乳がん後のケアにベンチャーの技

乳がん手術後のケア普及にベンチャー企業が注力している。ブレストケア京都(京都市)は2019年4月にも手術後の患者が使うオーダーメードの人工乳房の制作拠点を東京と横浜に開設する。海外で受注を強化する企業も出てきた。乳がんは術後に乳房の再建手術もできるが体力面の負担があり、こうした製品が広まれば生活の質(QOL)向上の新たな選択肢にもなりそうだ。

ブレストケア京都は人工乳房の制作を京都市内の工房で手掛けてきたが、全国から乳がん患者の要望が多かったため首都圏にも広げる。技術者や営業担当を合計25人程度置く計画。開設に先立ち10月に女性限定で技術者の養成学校を開く。
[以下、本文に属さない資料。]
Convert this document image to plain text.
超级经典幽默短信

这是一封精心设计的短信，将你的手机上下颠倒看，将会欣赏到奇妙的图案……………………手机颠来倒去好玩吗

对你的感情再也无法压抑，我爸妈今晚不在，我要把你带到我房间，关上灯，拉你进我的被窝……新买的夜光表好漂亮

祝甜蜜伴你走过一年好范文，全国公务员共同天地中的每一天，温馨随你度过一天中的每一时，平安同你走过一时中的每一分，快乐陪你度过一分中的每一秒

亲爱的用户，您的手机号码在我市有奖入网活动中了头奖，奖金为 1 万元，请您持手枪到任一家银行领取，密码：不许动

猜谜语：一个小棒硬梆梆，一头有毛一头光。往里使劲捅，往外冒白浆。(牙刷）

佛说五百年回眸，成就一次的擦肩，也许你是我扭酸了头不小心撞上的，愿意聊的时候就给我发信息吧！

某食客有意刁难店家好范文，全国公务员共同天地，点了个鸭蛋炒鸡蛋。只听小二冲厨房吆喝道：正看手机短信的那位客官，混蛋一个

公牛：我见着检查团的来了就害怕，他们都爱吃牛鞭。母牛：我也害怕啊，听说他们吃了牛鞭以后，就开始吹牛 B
同社の製品は医療用シリコン製の装着型で、海に入るときなどに圧力に耐えられるように「自分で空気を調整できる独自の仕組みが特徴だ」(林かおり社長)。学校ではかたどりや色づけを教える。ジェルと空気で調節するタイプは1個税別45万円からで、温泉やスポーツ時でも使える。

乳房再建の手術には長期間の入院が必要で、働き盛りの女性にとっては精神的にも負担に感じることがある。装着型の人工乳房を使う40歳代の女性は「社員旅行で傷痕を見ると同僚が驚いて気を遣ってしまう。自分がくつろぐためにも欲しいと思った」と話す。別の40歳代女性は「婚活をまだ諦めたくないと思った」と購入の理由を話す。
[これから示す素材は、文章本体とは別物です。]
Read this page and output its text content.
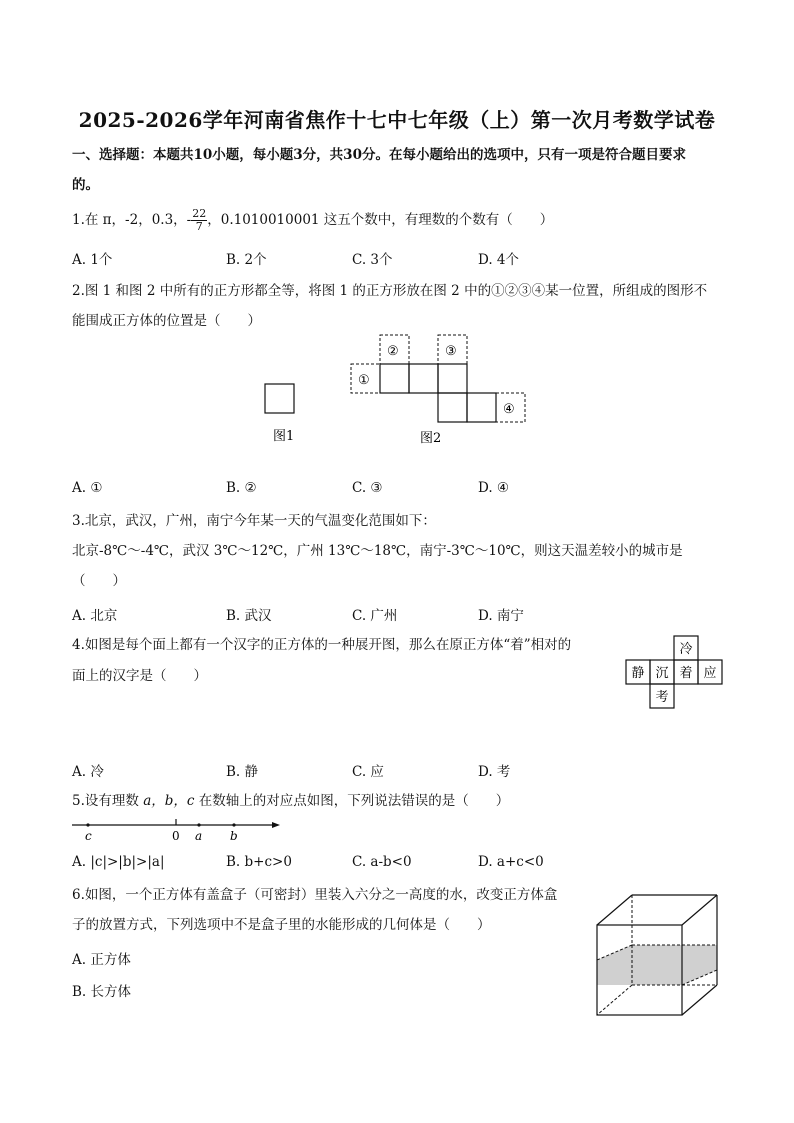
2025-2026学年河南省焦作十七中七年级（上）第一次月考数学试卷
一、选择题：本题共10小题，每小题3分，共30分。在每小题给出的选项中，只有一项是符合题目要求
的。
1.在 π，-2，0.3，- $\frac{22}{7}$ ，0.1010010001 这五个数中，有理数的个数有（　　）
A. 1个	B. 2个	C. 3个	D. 4个
2.图 1 和图 2 中所有的正方形都全等，将图 1 的正方形放在图 2 中的①②③④某一位置，所组成的图形不
能围成正方体的位置是（　　）
图1
①
②	③
④
图2
A. ①	B. ②	C. ③	D. ④
3.北京，武汉，广州，南宁今年某一天的气温变化范围如下：
北京-8℃～-4℃，武汉 3℃～12℃，广州 13℃～18℃，南宁-3℃～10℃，则这天温差较小的城市是
（　　）
A. 北京	B. 武汉	C. 广州	D. 南宁
4.如图是每个面上都有一个汉字的正方体的一种展开图，那么在原正方体“着”相对的
面上的汉字是（　　）
冷
静 沉 着 应
考
A. 冷	B. 静	C. 应	D. 考
5.设有理数 a，b，c 在数轴上的对应点如图，下列说法错误的是（　　）
c	0 a b
A. |c|>|b|>|a|	B. b+c>0	C. a-b<0	D. a+c<0
6.如图，一个正方体有盖盒子（可密封）里装入六分之一高度的水，改变正方体盒
子的放置方式，下列选项中不是盒子里的水能形成的几何体是（　　）
A. 正方体
B. 长方体
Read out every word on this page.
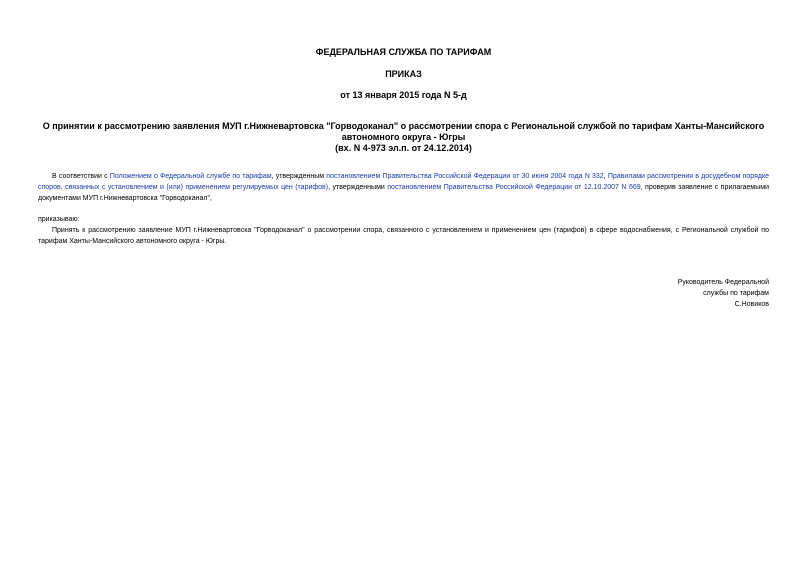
ФЕДЕРАЛЬНАЯ СЛУЖБА ПО ТАРИФАМ
ПРИКАЗ
от 13 января 2015 года N 5-д
О принятии к рассмотрению заявления МУП г.Нижневартовска "Горводоканал" о рассмотрении спора с Региональной службой по тарифам Ханты-Мансийского
автономного округа - Югры
(вх. N 4-973 эл.п. от 24.12.2014)
В соответствии с Положением о Федеральной службе по тарифам, утвержденным постановлением Правительства Российской Федерации от 30 июня 2004 года N 332, Правилами рассмотрения в досудебном порядке споров, связанных с установлением и (или) применением регулируемых цен (тарифов), утвержденными постановлением Правительства Российской Федерации от 12.10.2007 N 669, проверив заявление с прилагаемыми документами МУП г.Нижневартовска "Горводоканал",
приказываю:
Принять к рассмотрению заявление МУП г.Нижневартовска "Горводоканал" о рассмотрении спора, связанного с установлением и применением цен (тарифов) в сфере водоснабжения, с Региональной службой по тарифам Ханты-Мансийского автономного округа - Югры.
Руководитель Федеральной
службы по тарифам
С.Новиков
石こう型を手掛けるマエダモールド(愛知県常滑市)の人工乳房は3Dスキャナーを使って術後の胸の形を測って設計する。もともと陶器メーカー向けの石こう型の制作が主体だが、技術を生かせるとして11年に人工乳房の制作を始めた。現在全国20カ所近くで相談会を開いており、18年中にも岩手県や宮崎県などに相談員を置く。
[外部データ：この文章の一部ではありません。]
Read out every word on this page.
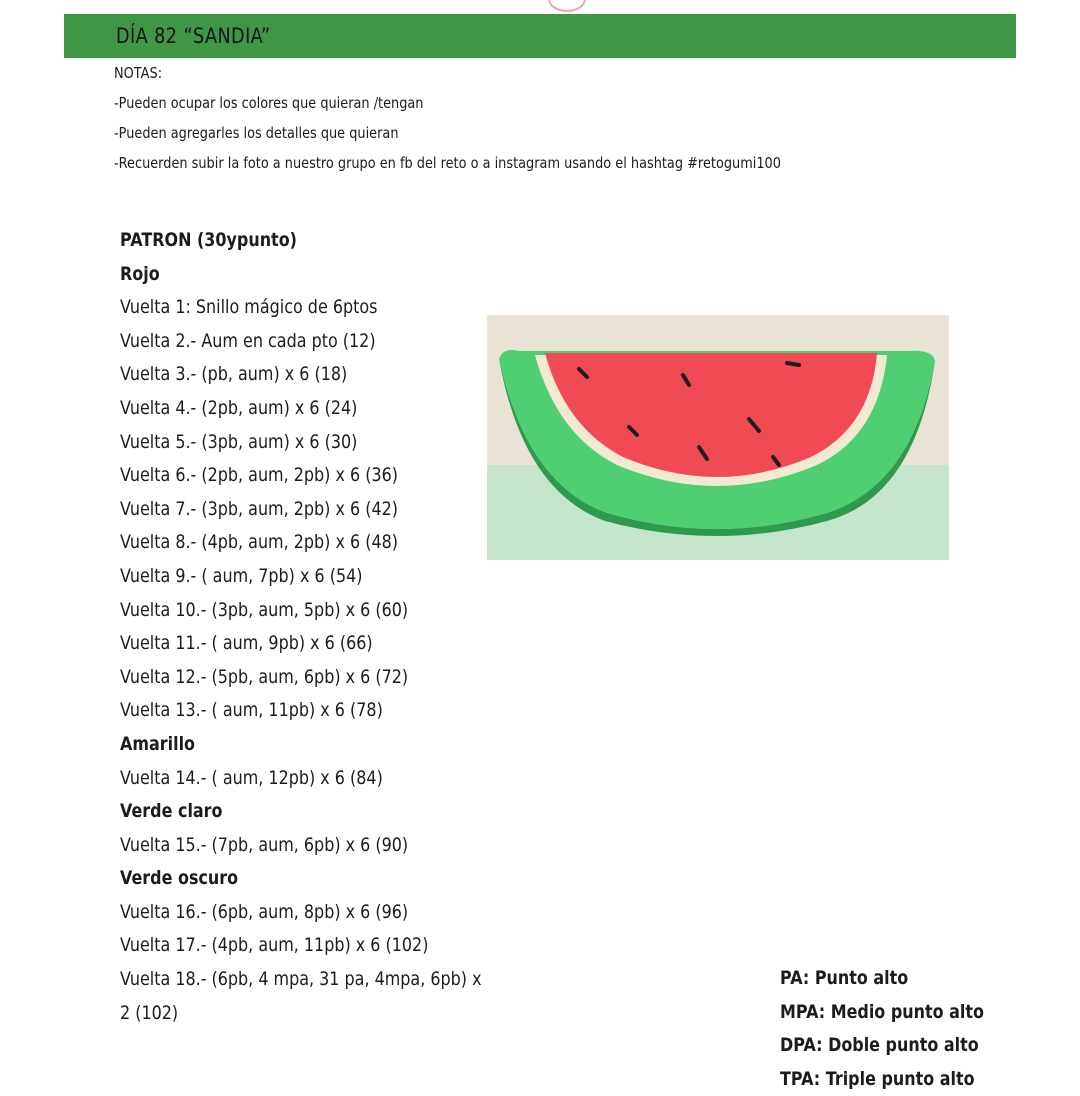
DÍA 82 “SANDIA”
NOTAS:
-Pueden ocupar los colores que quieran /tengan
-Pueden agregarles los detalles que quieran
-Recuerden subir la foto a nuestro grupo en fb del reto o a instagram usando el hashtag #retogumi100
PATRON (30ypunto)
Rojo
Vuelta 1: Snillo mágico de 6ptos
Vuelta 2.- Aum en cada pto (12)
Vuelta 3.- (pb, aum) x 6 (18)
Vuelta 4.- (2pb, aum) x 6 (24)
Vuelta 5.- (3pb, aum) x 6 (30)
Vuelta 6.- (2pb, aum, 2pb) x 6 (36)
Vuelta 7.- (3pb, aum, 2pb) x 6 (42)
Vuelta 8.- (4pb, aum, 2pb) x 6 (48)
Vuelta 9.- ( aum, 7pb) x 6 (54)
Vuelta 10.- (3pb, aum, 5pb) x 6 (60)
Vuelta 11.- ( aum, 9pb) x 6 (66)
Vuelta 12.- (5pb, aum, 6pb) x 6 (72)
Vuelta 13.- ( aum, 11pb) x 6 (78)
Amarillo
Vuelta 14.- ( aum, 12pb) x 6 (84)
Verde claro
Vuelta 15.- (7pb, aum, 6pb) x 6 (90)
Verde oscuro
Vuelta 16.- (6pb, aum, 8pb) x 6 (96)
Vuelta 17.- (4pb, aum, 11pb) x 6 (102)
Vuelta 18.- (6pb, 4 mpa, 31 pa, 4mpa, 6pb) x
2 (102)
PA: Punto alto
MPA: Medio punto alto
DPA: Doble punto alto
TPA: Triple punto alto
海外からの引き合いも強い。03年から人工乳房に取り組む池山メディカルジャパン(名古屋市)は7月30日に香港で、9月には韓国で人工乳房の受注を始める。このほど現地のクリニックなどと代理店契約を結んだ。

中国では30カ所の営業拠点を持つ代理店と契約しており、今後も需要が高まると判断した。装着型で本物に近い質感の人工乳房は、温泉などの文化がある日本で特に精密に作られてきたが、「海外の富裕層の潜在需要も高いことがわかってきた」(池山紀之社長)。

厚生労働省によると、国内の乳がんの女性患者の総数は14年で20万6千人と02年比の1.3倍に増えた。特に30歳代から増えて40歳代後半から50歳代前半の働き盛りにピークを迎える。

もともと国内では腹など自分の筋肉を移植する手術などが保険適用になっていた。13年以降、シリコンなどを胸に入れるインプラントによる再建手術が保険適用になり、この手術件数は17年で約6500件と13年比で27倍に急増し術後ケアの意識が高まった。

ただ、「手術は形成外科の技量で振れ幅が大きく、装着型人工乳房への回帰の動きも出てきた」(池山社長)。患者ひとりひとりに合わせたケアは大手よりもベンチャーが得意とする領域になりそうだが、規模拡大とともに技術者の育成が課題となる。